Cherepanova Anna, Tamkovich Svetlana, Pyshnyi Dmitrii, Kharkova Maria, Vlassov Valentin, Laktionov Pavel
Institute of Chemical Biology and Fundamental Medicine, Siberian Division of the Russian Academy of Sciences, 8, Lavrentiev Ave., Novosibirsk, 630090, Russia.
J Immunol Methods. 2007 Aug 31;325(1-2):96-103. doi: 10.1016/j.jim.2007.06.004. Epub 2007 Jun 27.
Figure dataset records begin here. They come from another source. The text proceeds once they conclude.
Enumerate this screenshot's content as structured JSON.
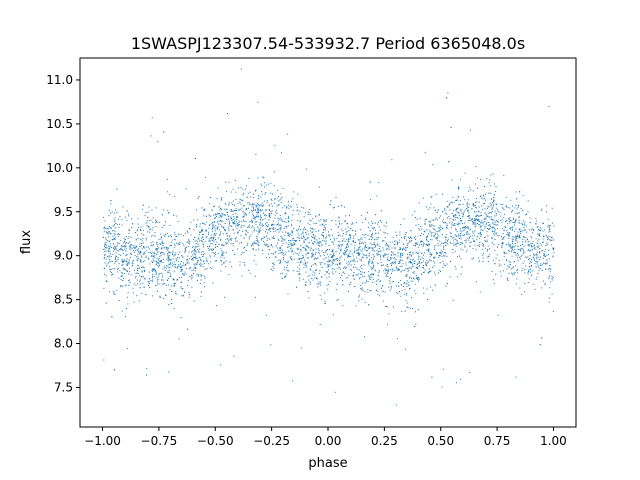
{
  "chart_data": {
    "type": "scatter",
    "title": "1SWASPJ123307.54-533932.7 Period 6365048.0s",
    "xlabel": "phase",
    "ylabel": "flux",
    "xlim": [
      -1.1,
      1.1
    ],
    "ylim": [
      7.05,
      11.25
    ],
    "x_ticks": [
      -1.0,
      -0.75,
      -0.5,
      -0.25,
      0.0,
      0.25,
      0.5,
      0.75,
      1.0
    ],
    "x_tick_labels": [
      "−1.00",
      "−0.75",
      "−0.50",
      "−0.25",
      "0.00",
      "0.25",
      "0.50",
      "0.75",
      "1.00"
    ],
    "y_ticks": [
      7.5,
      8.0,
      8.5,
      9.0,
      9.5,
      10.0,
      10.5,
      11.0
    ],
    "y_tick_labels": [
      "7.5",
      "8.0",
      "8.5",
      "9.0",
      "9.5",
      "10.0",
      "10.5",
      "11.0"
    ],
    "grid": false,
    "marker_color": "#1f77b4",
    "series": [
      {
        "x": [
          -1.0,
          -0.95,
          -0.9,
          -0.85,
          -0.8,
          -0.75,
          -0.7,
          -0.65,
          -0.6,
          -0.55,
          -0.5,
          -0.45,
          -0.4,
          -0.35,
          -0.3,
          -0.25,
          -0.2,
          -0.15,
          -0.1,
          -0.05,
          0.0,
          0.05,
          0.1,
          0.15,
          0.2,
          0.25,
          0.3,
          0.35,
          0.4,
          0.45,
          0.5,
          0.55,
          0.6,
          0.65,
          0.7,
          0.75,
          0.8,
          0.85,
          0.9,
          0.95,
          1.0
        ],
        "y": [
          9.05,
          9.1,
          9.0,
          8.95,
          9.05,
          9.0,
          8.95,
          8.9,
          9.0,
          9.15,
          9.2,
          9.3,
          9.35,
          9.4,
          9.4,
          9.3,
          9.2,
          9.15,
          9.1,
          9.05,
          9.05,
          9.1,
          9.0,
          8.95,
          9.05,
          9.0,
          8.95,
          8.9,
          9.0,
          9.15,
          9.2,
          9.3,
          9.35,
          9.4,
          9.4,
          9.3,
          9.2,
          9.15,
          9.1,
          9.05,
          9.05
        ],
        "spread": 0.42
      }
    ]
  }
}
We have developed two microtiter plate assays to quantify the deoxyribonuclease activity in biological fluids. Both assays are based on hydrolysis of biotinylated and fluorescein-labeled DNA substrates, with subsequent immunochemical detection of non-digested DNA. The assay based on hydrolysis of 974 bp PCR product labeled with biotinylated forward and fluorescein-labeled reverse primers is more sensitive (0.05 U/ml) and convenient for quantifying the DNase activity in biological fluids than the assay based on hydrolysis of double-labeled 20 bp oligonucleotide. The DNase activity in urine and blood plasma of healthy donors was measured using the PCR product-based assay. Urine samples revealed greater activity, 1.49+/-1.41 U/ml; blood plasma DNase I-like activity was 0.36+/-0.20 U/ml. DNase II-like activity was not detected in the plasma samples. The data obtained confirm that DNase I-like enzymes are responsible for the majority of deoxyribonuclease activity in blood plasma.
我们开发了两种微量滴定板测定法来定量生物体液中的脱氧核糖核酸酶活性。两种测定法均基于生物素化和荧光素标记的DNA底物的水解,随后对未消化的DNA进行免疫化学检测。与基于双标记20bp寡核苷酸水解的测定法相比,基于用生物素化正向引物和荧光素标记反向引物标记的974bp PCR产物水解的测定法更灵敏(0.05 U/ml),且便于定量生物体液中的DNase活性。使用基于PCR产物的测定法测量了健康供体尿液和血浆中的DNase活性。尿液样本显示出更高的活性,为1.49±1.41 U/ml;血浆DNase I样活性为0.36±0.20 U/ml。在血浆样本中未检测到DNase II样活性。获得的数据证实,DNase I样酶是血浆中大部分脱氧核糖核酸酶活性的原因。